Ia menyebut penggunaan Chromebook mampu menghemat keuangan negara hingga Rp3,9 triliun dibandingkan alternatif lain yang tersedia saat itu. Karena itu, ia mempertanyakan dasar dakwaan yang menilai kebijakan tersebut bermasalah.
“Kalau saya dinyatakan bersalah, apakah artinya negara berpendapat bahwa seharusnya kementerian memilih opsi yang lebih mahal?” ujar Nadiem di hadapan majelis hakim.
Selain soal efisiensi, Nadiem juga memaparkan data harga pengadaan perangkat yang disebut berada di bawah harga pasar.

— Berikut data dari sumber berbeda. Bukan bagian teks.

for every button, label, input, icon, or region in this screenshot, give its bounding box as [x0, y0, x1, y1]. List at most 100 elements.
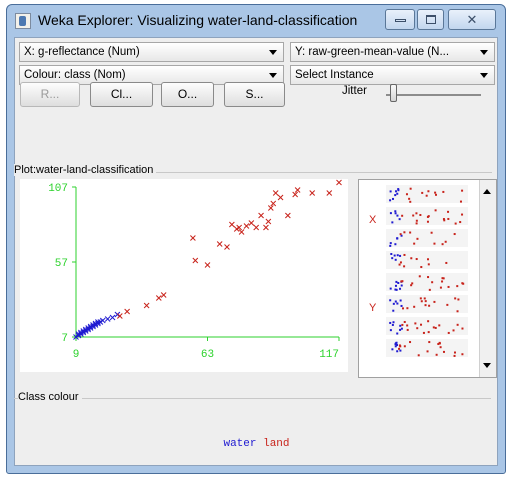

Ia menyebut rata-rata pembelian Chromebook mencapai Rp5,6 juta per unit, sedangkan harga pasar saat itu sekitar Rp6,3 juta.
Menurut Nadiem, fakta tersebut menunjukkan proses pengadaan dilakukan dengan mempertimbangkan efisiensi belanja negara. Ia menilai kondisi itu seharusnya menjadi salah satu pertimbangan penting dalam perkara yang menjeratnya.

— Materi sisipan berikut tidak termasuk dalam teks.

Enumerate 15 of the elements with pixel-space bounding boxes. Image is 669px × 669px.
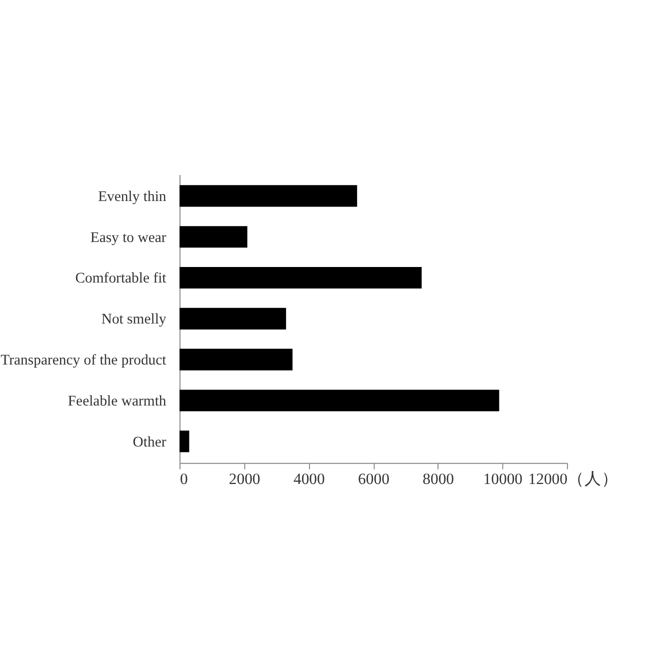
x-axis-title: （人）: [567, 468, 618, 488]
y-tick-label: Easy to wear: [90, 230, 166, 246]
x-tick-label: 6000: [358, 470, 390, 488]
y-tick-label: Feelable warmth: [68, 393, 167, 410]
x-tick-label: 12000: [528, 470, 568, 488]
x-tick-label: 10000: [483, 470, 523, 488]
y-tick-label: Other: [132, 434, 166, 450]
x-tick-label: 2000: [228, 470, 260, 488]
y-tick-label: Comfortable fit: [75, 270, 166, 287]
x-tick-label: 0: [180, 470, 188, 488]
x-tick-label: 4000: [293, 470, 326, 488]
y-tick-label: Not smelly: [101, 312, 167, 328]
y-tick-label: Transparency of the product: [0, 352, 166, 368]
x-tick-label: 8000: [422, 470, 454, 488]
y-tick-label: Evenly thin: [98, 188, 167, 205]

Nadiem juga menyinggung hasil pemeriksaan lembaga auditor negara yang menurutnya tidak menemukan kerugian negara. Ia membandingkan temuan tersebut dengan metode perhitungan yang digunakan oleh jaksa penuntut umum.

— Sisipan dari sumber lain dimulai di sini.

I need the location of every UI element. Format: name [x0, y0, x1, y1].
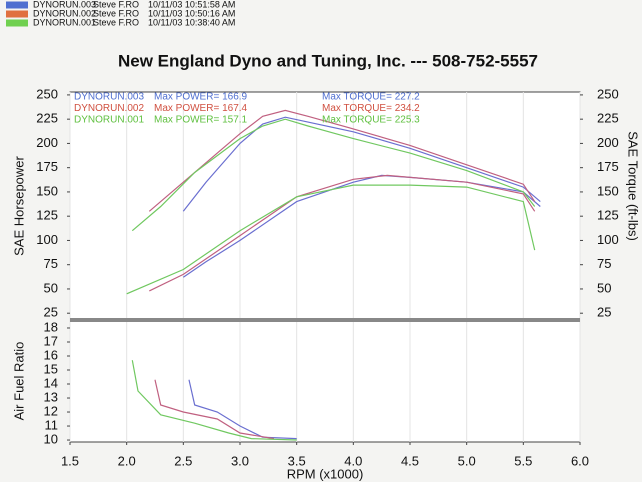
run-label: DYNORUN.003: [74, 92, 144, 103]
legend-name: DYNORUN.002: [33, 8, 96, 18]
y2-tick-label: 225: [597, 111, 619, 126]
y-axis-label: SAE Horsepower: [11, 155, 26, 255]
y-tick-label: 15: [44, 361, 58, 376]
x-tick-label: 4.0: [344, 453, 362, 468]
y-tick-label: 16: [44, 347, 58, 362]
legend-datetime: 10/11/03 10:50:16 AM: [148, 8, 235, 18]
data-line: [182, 116, 541, 212]
y-tick-label: 250: [36, 86, 58, 101]
y2-axis-label: SAE Torque (ft-lbs): [626, 131, 641, 241]
max-power-label: Max POWER= 167.4: [154, 103, 248, 114]
x-tick-label: 5.0: [458, 453, 476, 468]
data-line: [154, 379, 275, 440]
legend-driver: Steve F.RO: [93, 17, 139, 27]
legend-datetime: 10/11/03 10:51:58 AM: [148, 0, 235, 9]
legend-name: DYNORUN.001: [33, 17, 96, 27]
y-tick-label: 150: [36, 183, 58, 198]
y2-tick-label: 250: [597, 86, 619, 101]
y-tick-label: 100: [36, 232, 58, 247]
y2-tick-label: 150: [597, 183, 619, 198]
y2-tick-label: 200: [597, 135, 619, 150]
y-tick-label: 18: [44, 319, 58, 334]
data-line: [126, 184, 536, 295]
chart-title: New England Dyno and Tuning, Inc. --- 50…: [118, 51, 538, 70]
x-tick-label: 6.0: [571, 453, 589, 468]
data-line: [149, 174, 536, 292]
x-tick-label: 3.0: [231, 453, 249, 468]
y2-tick-label: 175: [597, 159, 619, 174]
y2-tick-label: 75: [597, 256, 611, 271]
y2-tick-label: 100: [597, 232, 619, 247]
max-torque-label: Max TORQUE= 234.2: [322, 103, 420, 114]
y-tick-label: 12: [44, 403, 58, 418]
legend-swatch: [6, 10, 28, 18]
x-tick-label: 5.5: [514, 453, 532, 468]
run-label: DYNORUN.001: [74, 115, 144, 126]
max-power-label: Max POWER= 157.1: [154, 115, 248, 126]
legend-driver: Steve F.RO: [93, 0, 139, 9]
y2-tick-label: 25: [597, 305, 611, 320]
y-tick-label: 75: [44, 256, 58, 271]
max-power-label: Max POWER= 166.9: [154, 92, 248, 103]
legend-datetime: 10/11/03 10:38:40 AM: [148, 17, 235, 27]
y-tick-label: 125: [36, 208, 58, 223]
y-tick-label: 50: [44, 280, 58, 295]
legend-name: DYNORUN.003: [33, 0, 96, 9]
legend-swatch: [6, 19, 28, 27]
data-line: [131, 118, 536, 232]
legend-driver: Steve F.RO: [93, 8, 139, 18]
y2-tick-label: 125: [597, 208, 619, 223]
plot-box: [69, 91, 581, 443]
y-tick-label: 13: [44, 389, 58, 404]
y-tick-label: 200: [36, 135, 58, 150]
x-tick-label: 2.5: [174, 453, 192, 468]
y-tick-label: 225: [36, 111, 58, 126]
y-tick-label: 17: [44, 333, 58, 348]
run-label: DYNORUN.002: [74, 103, 144, 114]
x-tick-label: 4.5: [401, 453, 419, 468]
y-tick-label: 175: [36, 159, 58, 174]
y-tick-label: 11: [45, 417, 59, 432]
x-tick-label: 2.0: [118, 453, 136, 468]
y-tick-label: 14: [44, 375, 58, 390]
x-tick-label: 3.5: [288, 453, 306, 468]
y-axis-label: Air Fuel Ratio: [11, 342, 26, 421]
data-line: [182, 174, 541, 278]
legend-swatch: [6, 1, 28, 9]
max-torque-label: Max TORQUE= 227.2: [322, 92, 420, 103]
divider: [70, 318, 580, 322]
data-line: [131, 360, 297, 441]
max-torque-label: Max TORQUE= 225.3: [322, 115, 420, 126]
y-tick-label: 25: [44, 305, 58, 320]
y-tick-label: 10: [44, 431, 58, 446]
x-axis-label: RPM (x1000): [287, 466, 364, 481]
data-line: [148, 109, 536, 212]
y2-tick-label: 50: [597, 280, 611, 295]
x-tick-label: 1.5: [61, 453, 79, 468]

Dalam pleidoinya, ia turut memaparkan tingkat pemanfaatan perangkat Chromebook di sekolah-sekolah penerima bantuan. Data Chrome Device Management disebut menunjukkan 85 persen perangkat masih aktif digunakan hingga tahun 2025.
Ia menambahkan hasil audit internal juga memperlihatkan tingkat penggunaan yang cukup tinggi. Sebanyak 95 persen murid, 86 persen guru, dan 57 persen kepala sekolah disebut memanfaatkan perangkat tersebut dalam kegiatan pendidikan.
Nadiem turut membantah tuduhan konflik kepentingan terkait investasi Google pada perusahaan Gojek dan GoTo. Ia menegaskan sebagian besar investasi terjadi sebelum dirinya masuk kabinet dan tidak lagi memiliki kendali atas perusahaan setelah menjadi menteri.
Mantan Mendikbudristek itu juga menolak tuduhan adanya niat jahat dalam pengambilan kebijakan pengadaan laptop. Ia menegaskan tidak pernah memperoleh keuntungan pribadi dari proyek digitalisasi pendidikan tersebut.
“Saya memimpin perusahaan, memimpin kementerian, mengambil keputusan-keputusan besar, tanpa pernah mengorbankan integritas saya,” kata Nadiem.
Di akhir pembelaannya, ia menyebut perkara yang dihadapinya saat ini sebagai benturan antara agenda reformasi sistem pendidikan dan kepentingan lama yang merasa terganggu oleh perubahan.